Input schemas describe structure but not intent. Descriptions should explain non-obvious parameter relationships and valid value ranges.

Purpose4/5

Does the description clearly state what the tool does and how it differs from similar tools?

The description clearly states the tool's purpose: 'List all users in the Slack workspace.' This is a specific verb+resource combination that tells what the tool does. However, it doesn't explicitly distinguish this tool from sibling tools like 'get_user_info' or 'invite_to_channel', which prevents a perfect score.
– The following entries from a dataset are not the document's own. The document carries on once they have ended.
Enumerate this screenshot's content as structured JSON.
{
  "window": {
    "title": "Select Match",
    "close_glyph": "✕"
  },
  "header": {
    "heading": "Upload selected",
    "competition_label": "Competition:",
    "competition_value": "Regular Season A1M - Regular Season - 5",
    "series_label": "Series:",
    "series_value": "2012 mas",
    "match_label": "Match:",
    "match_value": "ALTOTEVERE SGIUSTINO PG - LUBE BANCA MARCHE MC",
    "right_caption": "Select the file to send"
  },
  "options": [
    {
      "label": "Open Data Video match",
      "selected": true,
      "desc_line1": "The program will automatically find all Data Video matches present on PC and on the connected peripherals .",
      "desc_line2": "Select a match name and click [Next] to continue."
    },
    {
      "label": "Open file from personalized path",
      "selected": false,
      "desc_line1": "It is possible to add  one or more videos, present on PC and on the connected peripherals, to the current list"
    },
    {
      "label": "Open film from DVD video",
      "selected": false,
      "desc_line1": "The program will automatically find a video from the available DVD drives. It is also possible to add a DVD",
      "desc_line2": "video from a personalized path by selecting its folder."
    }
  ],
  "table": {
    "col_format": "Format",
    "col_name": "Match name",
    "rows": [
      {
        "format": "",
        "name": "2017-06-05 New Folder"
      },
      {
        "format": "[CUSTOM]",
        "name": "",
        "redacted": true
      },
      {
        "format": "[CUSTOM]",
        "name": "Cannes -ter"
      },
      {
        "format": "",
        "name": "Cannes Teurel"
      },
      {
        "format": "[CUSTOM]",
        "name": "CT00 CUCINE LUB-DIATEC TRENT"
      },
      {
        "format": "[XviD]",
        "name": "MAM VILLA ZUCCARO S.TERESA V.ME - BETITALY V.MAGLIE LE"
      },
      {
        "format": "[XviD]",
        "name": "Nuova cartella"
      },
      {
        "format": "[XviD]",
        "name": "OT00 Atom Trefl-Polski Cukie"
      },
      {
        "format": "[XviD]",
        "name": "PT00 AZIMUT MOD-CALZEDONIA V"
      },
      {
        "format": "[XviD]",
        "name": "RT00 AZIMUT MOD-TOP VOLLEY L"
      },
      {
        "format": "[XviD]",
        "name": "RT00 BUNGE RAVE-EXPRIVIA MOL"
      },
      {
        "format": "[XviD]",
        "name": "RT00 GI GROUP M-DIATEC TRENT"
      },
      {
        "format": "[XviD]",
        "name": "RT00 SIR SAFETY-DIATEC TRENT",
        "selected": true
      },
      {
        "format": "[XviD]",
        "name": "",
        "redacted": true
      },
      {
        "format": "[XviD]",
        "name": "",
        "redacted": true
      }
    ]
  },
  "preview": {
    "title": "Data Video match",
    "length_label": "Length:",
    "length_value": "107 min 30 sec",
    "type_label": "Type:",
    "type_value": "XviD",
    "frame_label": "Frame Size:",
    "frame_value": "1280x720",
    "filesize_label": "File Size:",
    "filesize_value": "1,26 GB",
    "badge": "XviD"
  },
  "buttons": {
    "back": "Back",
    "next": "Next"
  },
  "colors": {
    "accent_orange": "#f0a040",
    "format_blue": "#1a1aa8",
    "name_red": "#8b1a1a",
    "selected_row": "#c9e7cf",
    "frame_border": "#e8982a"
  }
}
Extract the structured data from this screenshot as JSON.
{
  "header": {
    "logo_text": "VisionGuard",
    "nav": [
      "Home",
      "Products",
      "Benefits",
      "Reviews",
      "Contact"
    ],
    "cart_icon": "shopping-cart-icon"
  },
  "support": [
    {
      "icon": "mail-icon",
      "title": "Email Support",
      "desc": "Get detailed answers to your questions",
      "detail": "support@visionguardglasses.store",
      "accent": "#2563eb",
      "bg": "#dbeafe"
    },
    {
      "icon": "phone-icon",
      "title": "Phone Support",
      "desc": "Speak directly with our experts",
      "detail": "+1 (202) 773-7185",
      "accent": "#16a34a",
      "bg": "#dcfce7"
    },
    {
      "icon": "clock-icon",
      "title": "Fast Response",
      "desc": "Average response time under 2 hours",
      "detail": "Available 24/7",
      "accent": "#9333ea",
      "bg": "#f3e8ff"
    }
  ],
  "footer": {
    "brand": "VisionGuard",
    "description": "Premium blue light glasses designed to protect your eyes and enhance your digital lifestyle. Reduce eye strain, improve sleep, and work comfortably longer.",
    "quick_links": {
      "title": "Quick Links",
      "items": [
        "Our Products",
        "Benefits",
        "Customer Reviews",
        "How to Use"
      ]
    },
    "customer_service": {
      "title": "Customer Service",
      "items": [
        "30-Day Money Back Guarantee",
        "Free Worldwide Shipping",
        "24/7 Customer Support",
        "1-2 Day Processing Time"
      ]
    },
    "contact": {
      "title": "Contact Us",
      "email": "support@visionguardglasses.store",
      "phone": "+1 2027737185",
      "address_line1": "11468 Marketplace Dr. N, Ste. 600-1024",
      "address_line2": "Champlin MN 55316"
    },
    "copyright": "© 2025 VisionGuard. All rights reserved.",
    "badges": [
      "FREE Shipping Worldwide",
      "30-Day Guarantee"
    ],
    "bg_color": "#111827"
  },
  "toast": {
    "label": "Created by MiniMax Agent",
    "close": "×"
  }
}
Agents choose between tools based on descriptions. A clear purpose with a specific verb and resource helps agents select the right tool.

Usage Guidelines2/5

Does the description explain when to use this tool, when not to, or what alternatives exist?

The description provides no guidance on when to use this tool versus alternatives. There's no mention of when this tool is appropriate versus 'get_user_info' (for single user details) or other user-related operations. The description only states what the tool does, not when to use it.

Agents often have multiple tools that could apply. Explicit usage guidance like "use X instead of Y when Z" prevents misuse.